Lecture 10.13 Introduction + Sorting
01 - Introduction + Sorting.pdf
Concepts
Functions Contracts(What do you want your function to do)
- Pre- and post-conditions for functions
-
Loop invariants
-
Algorithms
-
Abstract Data types (ADT)
-
Interfaces
-
Data Structures (implementation of ADTs)
-
Representation for ADTs
- Algorithms
Contracts
Contracts: An agreement between a programmer of a function and a user
- A function name and parameters:
E.g., sqr_root(float n): float - Precondition: what the programmer assumes about the input data
- Conditions over the function arguments
-
Facilitates the task of the programmer
Only cares for the cases when precondition is true - E.g.: \(n \ge 0\)
As a programmer I only care for \(n>0\) (rights)
As a user I need to provide \(n>0\) (obligation) - Postcondition: properties of the output the programmer must ensure
-
Specify what (not how) function will compute if the the precondition holds
-
E.g., result * result = n
As a programmer I have to provide the sqr_root (obligation)
As a user I get the sqr_root (rights)
Taking advantages of contracts
Problem: given a sequence s and an element x, check if x belongs to s.
Input: a sequence s = [e1, ..., en] of elements and an element x
Output: if x belongs to s, index i such that \(e_i\) is x; -1 if x does not belong to s
linearSearch(seq s, elem x) -> int {
x_index = -1
i = 0
while index == -1 and i < length(s) {
if s[i] == x then x_index = i
i = i + 1
}
return x_index
}
Then if we know s is sorted (precondition) , we'll have a faster way compared to linear search, that is Binary Search
binarySearch(seq s, elem x) -> int {
low = 0
high = length(s) - 1
while low <= high {
mid = (high-low)/2
if s[mid] == x then return mid
else {
if s[mid] < x then low = mid + 1
else high = mid - 1
}
}
return -1
}
Taking advantages of contracts
- linear Search
If s is an unsorted sequence ✅
sorted sequence ✅
- Binary Search (It assumes that s sorted)

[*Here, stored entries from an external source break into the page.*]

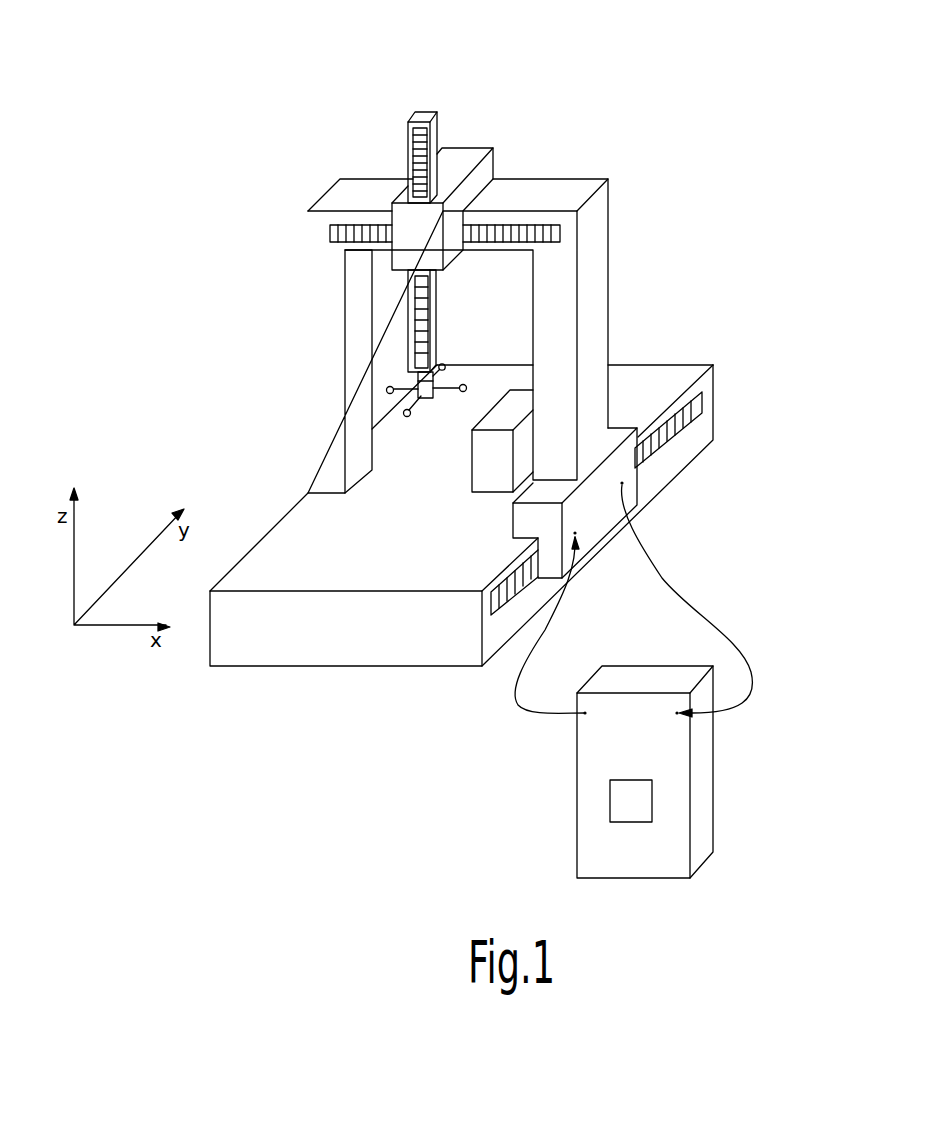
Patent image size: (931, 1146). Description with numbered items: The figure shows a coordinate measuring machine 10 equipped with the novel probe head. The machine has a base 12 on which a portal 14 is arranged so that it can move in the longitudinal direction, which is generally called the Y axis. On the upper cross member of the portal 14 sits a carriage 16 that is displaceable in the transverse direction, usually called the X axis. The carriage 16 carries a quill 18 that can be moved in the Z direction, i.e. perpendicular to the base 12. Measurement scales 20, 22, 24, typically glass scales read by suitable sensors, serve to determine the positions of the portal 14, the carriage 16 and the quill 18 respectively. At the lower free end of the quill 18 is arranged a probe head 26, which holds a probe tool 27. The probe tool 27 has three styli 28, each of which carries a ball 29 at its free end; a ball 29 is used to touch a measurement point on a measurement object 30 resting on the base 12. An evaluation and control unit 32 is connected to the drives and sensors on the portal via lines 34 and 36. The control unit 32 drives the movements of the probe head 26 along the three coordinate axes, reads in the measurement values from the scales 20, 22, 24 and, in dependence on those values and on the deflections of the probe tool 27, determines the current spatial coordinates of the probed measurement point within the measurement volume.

The coordinate measuring machine 10 is at (440, 456).
The base 12 is at (298, 548).
The portal 14 is at (590, 290).
The carriage 16 is at (472, 152).
The quill 18 is at (428, 110).
The measurement scale 20 is at (717, 391).
The measurement scale 22 is at (523, 227).
The measurement scale 24 is at (410, 135).
The probe head 26 is at (436, 371).
The probe tool 27 is at (394, 372).
The styli 28 is at (397, 384).
The ball 29 is at (387, 388).
The measurement object 30 is at (490, 471).
The evaluation and control unit 32 is at (682, 853).
The line 34 is at (567, 612).
The line 36 is at (697, 597).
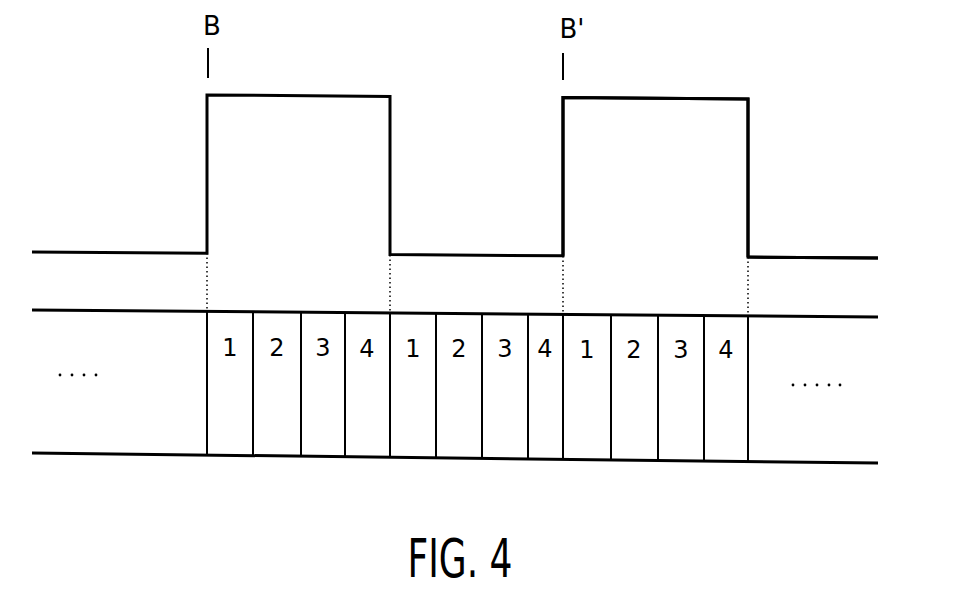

If s is an unsorted sequence ❌ Violates precondition
sorted sequence ✅
Algorithm
A finite sequence of rigorous well-defined instructions, whose aim is to solve a specific problem specified in a contract
- Algorithms describe computations
- The contract can be formally or informally given
Important properties of an algorithm
- Correctness:
Does the algorithm effectively solve the intended problem? - Complexity:
- How good is a solution?
- Time complexity: cost of execution (e.g., required steps)
- Space complexity: memory usage
- Complexity depends on the used data structures
Data structure: a way to store and organize data to facilitate access and modifications.
Abstract data type (ADT)
A conceptual model for data types where the implementation details are hidden from the user. It defines the set of elements of the type and the set of operations (i.e., functions) that can be performed on those elements, without any implementation detail.
Implementation of an ADT
A data structure provides a specific implementation of an ADT:
- The representation of the elements of the data type
- The implementation of the operations that operate on the representation.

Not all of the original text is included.